5. The curse of accessibility

This only gets worse since everyone now has a computer at home and can do whatever they want in their spare time. Programming is addictive — it's fun to constantly build things and get instant feedback as you build it. It's enjoyable to diagnose issues and fix bugs, and to figure out problems after hammering at them for some time. There can always be too much of a good thing, and I feel that applies to only doing programming/software development in your spare time. If software development is all a developer does, that will become all the developer has. The more they place their self-worth in development, the more they'll try to preserve that worth, which is what leads to the elitism.

Thus, our conclusion:

The elitism in today's developers is because it's all they have to find value in themselves, and they don't want to lose it.

6. So what to do?

If you're a developer, stop coding at 5PM. Get a hobby outside of development.
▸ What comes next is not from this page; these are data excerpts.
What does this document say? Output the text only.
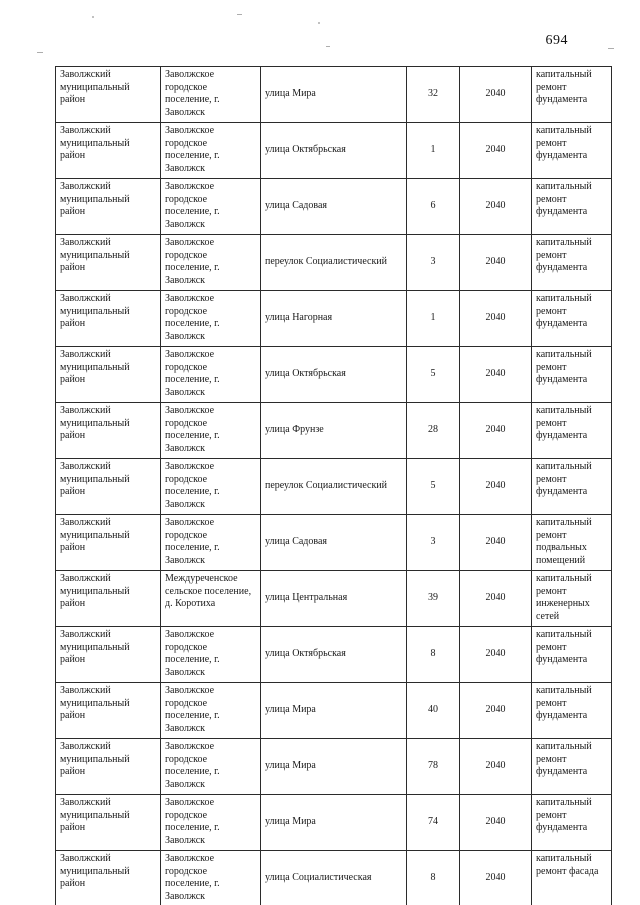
694
Заволжский муниципальный район	Заволжское городское поселение, г. Заволжск	улица Мира	32	2040	капитальный ремонт фундамента
Заволжский муниципальный район	Заволжское городское поселение, г. Заволжск	улица Октябрьская	1	2040	капитальный ремонт фундамента
Заволжский муниципальный район	Заволжское городское поселение, г. Заволжск	улица Садовая	6	2040	капитальный ремонт фундамента
Заволжский муниципальный район	Заволжское городское поселение, г. Заволжск	переулок Социалистический	3	2040	капитальный ремонт фундамента
Заволжский муниципальный район	Заволжское городское поселение, г. Заволжск	улица Нагорная	1	2040	капитальный ремонт фундамента
Заволжский муниципальный район	Заволжское городское поселение, г. Заволжск	улица Октябрьская	5	2040	капитальный ремонт фундамента
Заволжский муниципальный район	Заволжское городское поселение, г. Заволжск	улица Фрунзе	28	2040	капитальный ремонт фундамента
Заволжский муниципальный район	Заволжское городское поселение, г. Заволжск	переулок Социалистический	5	2040	капитальный ремонт фундамента
Заволжский муниципальный район	Заволжское городское поселение, г. Заволжск	улица Садовая	3	2040	капитальный ремонт подвальных помещений
Заволжский муниципальный район	Междуреченское сельское поселение, д. Коротиха	улица Центральная	39	2040	капитальный ремонт инженерных сетей
Заволжский муниципальный район	Заволжское городское поселение, г. Заволжск	улица Октябрьская	8	2040	капитальный ремонт фундамента
Заволжский муниципальный район	Заволжское городское поселение, г. Заволжск	улица Мира	40	2040	капитальный ремонт фундамента
Заволжский муниципальный район	Заволжское городское поселение, г. Заволжск	улица Мира	78	2040	капитальный ремонт фундамента
Заволжский муниципальный район	Заволжское городское поселение, г. Заволжск	улица Мира	74	2040	капитальный ремонт фундамента
Заволжский муниципальный район	Заволжское городское поселение, г. Заволжск	улица Социалистическая	8	2040	капитальный ремонт фасада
Do something humbling, like weightlifting or martial arts. Play video games on the hardest difficulty. Do something you're incredibly bad to ground yourself. If you're a person of faith, acknowledge the role your religion plays in your interactions with people. If you're not, remember that all of humanity depends on how good we are to eachother.

The concept that you need to be constantly working on something and improving your skills 24/7 is a lie. Unless you believe in something, the long hours you're putting in are simply not worth it unless you're paid hourly. Programming is a great side hustle but don't expect yourself to come up with a groundbreaking idea. It's an easy way to judge yourself and burn out.

If you're in a position to hire someone, there's more responsibility on you. The only solution to this problem is to fundamentally change the culture of hiring. Elitism enters a team through the people. No matter how high performance or brilliant a developer is, it's not worth a toxic work culture with constant infighting. I find the best solution is to truly identify why a person wants to work for you, and also check what they do in their spare time. Anything about keeping up with trends is a negative indicator.

Final thoughts

Software development isn't going to change the world. Its responsibility is to enable the necessary changes to the world through other industries. This will only happen through cooperation, teamwork, and development with a common goal of success, rather than individualistic achievement.